Faire jouer la solidarité entre Etats

Cette autorité prendrait la forme d’un fond international d’intervention fortement doté et qui de ce fait pourrait tirer des fonds auprès du FMI pour compléter ses ressources. Il interviendrait en liaison étroite avec le FMI, la BRI, et le Comité de stabilité financière pour décider ou non d’une intervention ainsi que du traitement qui serait fait aux actionnaires. Ce fonds serait alimenté par une taxe internationale sur les transactions financières proportionnelle aux risques et à l’utilité desdites transactions.

Ce dispositif supranational renforcerait à la fois la robustesse des systèmes bancaires et éviterait de concentrer le sauvetage des banques systémiques sur un seul pays pour la seule raison que cette banque y a son siège. L'Islande, l'Irlande ne diront pas le contraire et la Suisse elle-même s'est inquiétée de ce risque à l'occasion des difficultés récentes de ses deux champions.

Que diraient demain, par exemple, les Anglais s’il fallait sauver HSBC qui a son cœur de métier en Asie mais toujours son siège social à Londres?

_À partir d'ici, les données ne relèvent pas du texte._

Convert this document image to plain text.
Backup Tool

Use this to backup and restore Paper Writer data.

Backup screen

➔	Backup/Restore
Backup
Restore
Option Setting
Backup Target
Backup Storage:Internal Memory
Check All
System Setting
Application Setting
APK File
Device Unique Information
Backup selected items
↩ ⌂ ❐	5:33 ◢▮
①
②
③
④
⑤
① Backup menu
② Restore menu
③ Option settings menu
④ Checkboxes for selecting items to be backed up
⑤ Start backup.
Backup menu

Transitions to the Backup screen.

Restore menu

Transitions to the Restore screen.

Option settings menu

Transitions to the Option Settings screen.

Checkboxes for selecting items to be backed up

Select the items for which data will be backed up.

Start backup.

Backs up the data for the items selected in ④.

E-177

Il n’y a plus, avant longtemps, d’actionnaires en dernier ressort pour des groupes aux risques devenus incommensurables. La question de leur sauvetage éventuel est cruciale, complexe, très sensible vis-à-vis des souverainetés nationales et très difficile à mettre sur pied... surtout en pleine crise. Raison de plus pour que ce soit le plus tôt possible un nouveau chantier pour les prochains G20.